Аркадий Кириллович поднялся, чтоб встретить надвигающуюся процессию.
Невысокий человек с фатоватой выправочкой, в ладно сидящем темном плаще, в глянцеватой от дождя легкомысленной кожаной кепочке с намеком на козырек, лицо скуластенькое, несолидные усики и быстрые, цепкие черные глаза.
– Я инспектор уголовного розыска Сулимов, а вы кто? – спросил он чеканно. За начальственной строгостью пряталась молодая простодушная задиристость.
– Я учитель Памятнов Аркадий Кириллович.
– И что вы здесь делаете?
– Пока ничего. Только переживаю.
– Гм…
Инспектор Сулимов оживленно ощупывал блестящими смородиновыми глазками, явно оценивал столь неуместного возле преступления пожилого, представительного учителя с внушительным, иссеченным крупными складчатыми морщинами лицом.
– Это мой ученик… – выдавил Аркадий Кириллович.
– Вы здесь живете? Как вы сюда попали раньше нас?

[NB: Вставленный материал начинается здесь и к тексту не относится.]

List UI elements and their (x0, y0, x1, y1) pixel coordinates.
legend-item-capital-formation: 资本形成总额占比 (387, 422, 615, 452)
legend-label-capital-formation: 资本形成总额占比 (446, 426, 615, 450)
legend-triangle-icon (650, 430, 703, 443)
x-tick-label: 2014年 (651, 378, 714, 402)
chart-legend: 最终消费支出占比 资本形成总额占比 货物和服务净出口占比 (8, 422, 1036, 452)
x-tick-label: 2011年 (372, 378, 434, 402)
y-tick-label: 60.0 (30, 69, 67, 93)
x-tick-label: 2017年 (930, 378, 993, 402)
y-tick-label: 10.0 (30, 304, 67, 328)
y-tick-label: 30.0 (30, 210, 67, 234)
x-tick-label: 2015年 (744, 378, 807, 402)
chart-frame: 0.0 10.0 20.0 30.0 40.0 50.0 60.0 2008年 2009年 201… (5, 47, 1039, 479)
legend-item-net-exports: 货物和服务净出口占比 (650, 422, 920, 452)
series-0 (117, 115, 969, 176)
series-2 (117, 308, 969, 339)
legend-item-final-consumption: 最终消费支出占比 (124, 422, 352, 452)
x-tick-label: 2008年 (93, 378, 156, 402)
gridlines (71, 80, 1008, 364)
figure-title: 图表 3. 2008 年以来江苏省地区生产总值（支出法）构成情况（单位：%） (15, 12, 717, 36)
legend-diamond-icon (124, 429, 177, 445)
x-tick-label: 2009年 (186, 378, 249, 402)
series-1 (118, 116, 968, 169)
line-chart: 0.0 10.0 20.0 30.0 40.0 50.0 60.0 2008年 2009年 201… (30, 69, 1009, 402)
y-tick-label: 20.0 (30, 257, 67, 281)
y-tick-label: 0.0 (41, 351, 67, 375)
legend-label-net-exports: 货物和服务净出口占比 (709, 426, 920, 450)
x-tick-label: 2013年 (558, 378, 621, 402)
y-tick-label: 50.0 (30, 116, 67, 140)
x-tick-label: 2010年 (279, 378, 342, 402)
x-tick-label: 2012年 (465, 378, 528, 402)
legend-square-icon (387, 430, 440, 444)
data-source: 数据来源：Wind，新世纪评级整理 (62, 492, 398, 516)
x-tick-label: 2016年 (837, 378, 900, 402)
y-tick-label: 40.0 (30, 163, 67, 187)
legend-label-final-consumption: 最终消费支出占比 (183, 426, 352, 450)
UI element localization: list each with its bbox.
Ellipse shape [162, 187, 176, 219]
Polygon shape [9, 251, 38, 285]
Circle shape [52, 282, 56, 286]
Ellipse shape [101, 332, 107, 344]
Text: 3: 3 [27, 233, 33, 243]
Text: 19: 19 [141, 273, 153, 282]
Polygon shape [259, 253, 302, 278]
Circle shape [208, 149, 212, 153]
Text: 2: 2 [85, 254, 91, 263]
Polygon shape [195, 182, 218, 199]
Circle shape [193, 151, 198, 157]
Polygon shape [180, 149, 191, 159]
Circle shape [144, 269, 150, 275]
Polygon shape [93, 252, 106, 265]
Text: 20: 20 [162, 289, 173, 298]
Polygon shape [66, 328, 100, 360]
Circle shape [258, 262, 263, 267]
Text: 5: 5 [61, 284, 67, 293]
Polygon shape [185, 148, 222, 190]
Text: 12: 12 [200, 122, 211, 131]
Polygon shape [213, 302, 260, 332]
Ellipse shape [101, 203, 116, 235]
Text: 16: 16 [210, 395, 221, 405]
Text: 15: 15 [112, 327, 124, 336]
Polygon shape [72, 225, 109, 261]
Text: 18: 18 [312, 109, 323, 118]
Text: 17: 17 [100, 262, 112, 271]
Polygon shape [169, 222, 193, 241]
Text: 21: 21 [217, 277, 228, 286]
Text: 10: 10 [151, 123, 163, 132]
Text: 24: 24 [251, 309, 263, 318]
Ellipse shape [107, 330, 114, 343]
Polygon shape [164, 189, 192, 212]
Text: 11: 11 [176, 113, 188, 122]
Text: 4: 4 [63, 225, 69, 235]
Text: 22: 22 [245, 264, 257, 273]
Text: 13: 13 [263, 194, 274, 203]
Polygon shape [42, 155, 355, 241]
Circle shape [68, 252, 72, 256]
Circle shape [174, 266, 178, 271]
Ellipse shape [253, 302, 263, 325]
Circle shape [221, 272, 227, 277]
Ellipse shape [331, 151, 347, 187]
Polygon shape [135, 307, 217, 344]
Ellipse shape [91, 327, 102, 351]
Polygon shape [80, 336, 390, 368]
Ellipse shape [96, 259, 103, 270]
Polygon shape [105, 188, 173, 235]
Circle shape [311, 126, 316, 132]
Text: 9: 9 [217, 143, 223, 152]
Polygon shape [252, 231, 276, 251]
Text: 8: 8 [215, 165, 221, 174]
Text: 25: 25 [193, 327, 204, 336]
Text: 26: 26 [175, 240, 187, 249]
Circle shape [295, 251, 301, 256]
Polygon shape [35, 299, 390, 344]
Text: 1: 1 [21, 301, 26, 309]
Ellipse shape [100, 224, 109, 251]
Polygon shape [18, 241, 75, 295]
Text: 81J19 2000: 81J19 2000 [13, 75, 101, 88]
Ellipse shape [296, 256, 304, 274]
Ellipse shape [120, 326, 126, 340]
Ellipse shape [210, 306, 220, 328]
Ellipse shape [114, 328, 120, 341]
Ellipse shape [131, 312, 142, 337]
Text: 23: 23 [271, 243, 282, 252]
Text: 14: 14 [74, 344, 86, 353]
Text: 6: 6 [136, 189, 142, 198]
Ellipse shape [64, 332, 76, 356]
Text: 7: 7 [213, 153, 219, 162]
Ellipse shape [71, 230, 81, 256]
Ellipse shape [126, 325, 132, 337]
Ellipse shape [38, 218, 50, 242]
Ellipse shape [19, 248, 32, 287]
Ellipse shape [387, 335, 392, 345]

– Здесь живет еще одна моя ученица. Она вызвала меня по телефону.
– И часто вас так… среди ночи?
– Впервые.
– Все-таки что же вы намереваетесь тут делать?
– Вот собирался встретиться с ним. И не успел.
– С преступником?
– Он для вас преступник, для меня – ученик.
– Надеетесь чем-то ему помочь?
– А вы считаете, что он не нуждается в помощи?
– Нет, не считаю.
– Ну так если кто-то и сможет помочь ему, то, думается, только я. Его матери самой, наверное, нужна помощь.
– Однако вы самонадеянны. Уж не думаете ли, что способны снять с него вину?